The findings, based on data from a large study, are similar to previous studies showing a relationship between regular coffee consumption and better outcomes in patients with non-metastatic colorectal cancer.
Researchers have seen that 1,171 patients Treated for metastatic colorectal cancer, those who reported consuming two to three cups of coffee a day were more likely to live longer and had more time before their disease worsened than those who did not drink coffee. Participants who drank large amounts of coffee – more than four cups a day – had even greater benefit. The benefits were obtained with both caffeinated and decaffeinated coffee.
The findings allowed the researchers to establish an association, but not a cause-and-effect relationship, between coffee consumption and reduced risk of cancer progression and death among study participants.
The study does not provide sufficient reason to recommend daily coffee consumption, or increased intake, to people with advanced or metastatic colorectal cancer, the researchers say.
“It is known that some compounds in coffee have antioxidant, anti-inflammatory, and other properties that can be active against cancer,” he says. Chen Yuan, from high school Dana-Farber, co-author of the study with Christopher Mackintosh of the Mayo Clinic School of Medicine (USA). ‘Epidemiological studies have found that higher coffee intake was associated with better survival in patients with stage 3 colon cancer, but the relationship between coffee consumption and survival in patients with metastatic forms of the disease is unknown ».
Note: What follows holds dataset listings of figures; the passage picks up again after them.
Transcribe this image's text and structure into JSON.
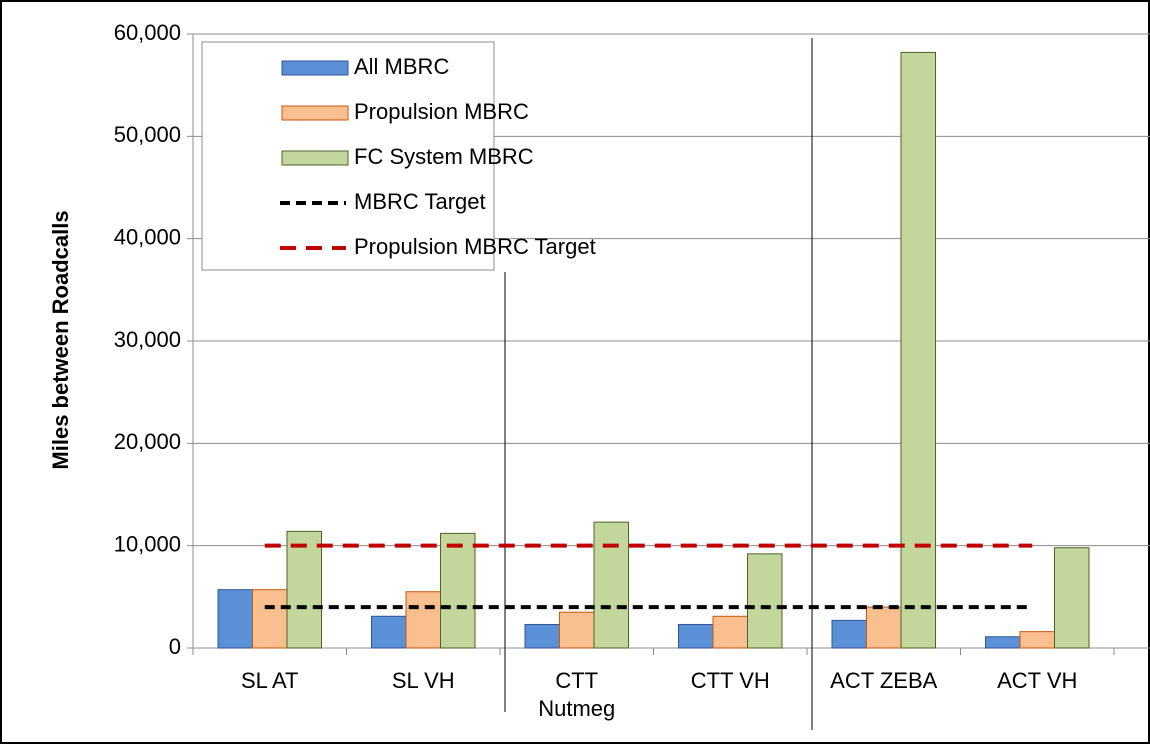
{
  "chart_data": {
    "type": "bar",
    "y_label": "Miles between Roadcalls",
    "categories": [
      "SL AT",
      "SL VH",
      [
        "CTT",
        "Nutmeg"
      ],
      "CTT VH",
      "ACT ZEBA",
      "ACT VH"
    ],
    "series": [
      {
        "name": "All MBRC",
        "color": "#5b8fd6",
        "values": [
          5700,
          3100,
          2300,
          2300,
          2700,
          1100
        ]
      },
      {
        "name": "Propulsion MBRC",
        "color": "#f9bf8f",
        "values": [
          5700,
          5500,
          3500,
          3100,
          4000,
          1600
        ]
      },
      {
        "name": "FC System MBRC",
        "color": "#c3d69b",
        "values": [
          11400,
          11200,
          12300,
          9200,
          58200,
          9800
        ]
      },
      {
        "name": "MBRC Target",
        "type": "line",
        "color": "#000000",
        "values": [
          4000,
          4000,
          4000,
          4000,
          4000,
          4000
        ]
      },
      {
        "name": "Propulsion MBRC Target",
        "type": "line",
        "color": "#c00000",
        "values": [
          10000,
          10000,
          10000,
          10000,
          10000,
          10000
        ]
      }
    ],
    "ylim": [
      0,
      60000
    ],
    "yticks": [
      0,
      {
        "value": 10000,
        "label": "10,000"
      },
      {
        "value": 20000,
        "label": "20,000"
      },
      {
        "value": 30000,
        "label": "30,000"
      },
      {
        "value": 40000,
        "label": "40,000"
      },
      {
        "value": 50000,
        "label": "50,000"
      },
      {
        "value": 60000,
        "label": "60,000"
      }
    ],
    "grid": true,
    "legend": "upper left"
  }
}
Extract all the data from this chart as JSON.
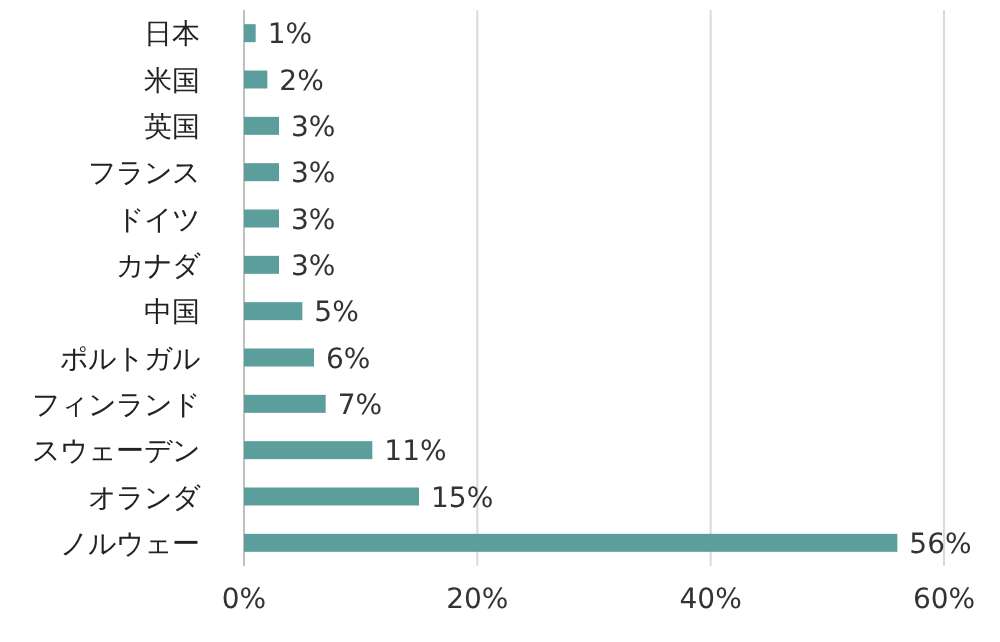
{
  "chart_data": {
    "type": "bar",
    "orientation": "horizontal",
    "categories": [
      "日本",
      "米国",
      "英国",
      "フランス",
      "ドイツ",
      "カナダ",
      "中国",
      "ポルトガル",
      "フィンランド",
      "スウェーデン",
      "オランダ",
      "ノルウェー"
    ],
    "values": [
      1,
      2,
      3,
      3,
      3,
      3,
      5,
      6,
      7,
      11,
      15,
      56
    ],
    "value_labels": [
      "1%",
      "2%",
      "3%",
      "3%",
      "3%",
      "3%",
      "5%",
      "6%",
      "7%",
      "11%",
      "15%",
      "56%"
    ],
    "color": "#5b9e9c",
    "xlim": [
      0,
      60
    ],
    "xticks": [
      {
        "value": 0,
        "label": "0%"
      },
      {
        "value": 20,
        "label": "20%"
      },
      {
        "value": 40,
        "label": "40%"
      },
      {
        "value": 60,
        "label": "60%"
      }
    ],
    "grid": "x"
  }
}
The work was based on data from the Alliance / SWOG study 80405, a clinical trial of phase III comparing the addition of cetuximab and / or bevacizumab to standard chemotherapy in patients with previously untreated, locally advanced, or metastatic colorectal cancer. As part of the trial, participants reported their dietary intake, including coffee consumption, in a questionnaire at the time of enrollment. The researchers correlated these data with information about the course of cancer after treatment.
They found that participants who drank two to three cups of coffee a day had a lower risk of death and cancer progression compared to those who did not drink coffee. Those who consumed more than four cups per day had an even greater benefit.
“Although it is premature to recommend a high intake of coffee as a potential treatment for colorectal cancer, our study suggests that drinking coffee is not harmful and may be potentially beneficial,” he notes Kimmie ng, lead author of the study.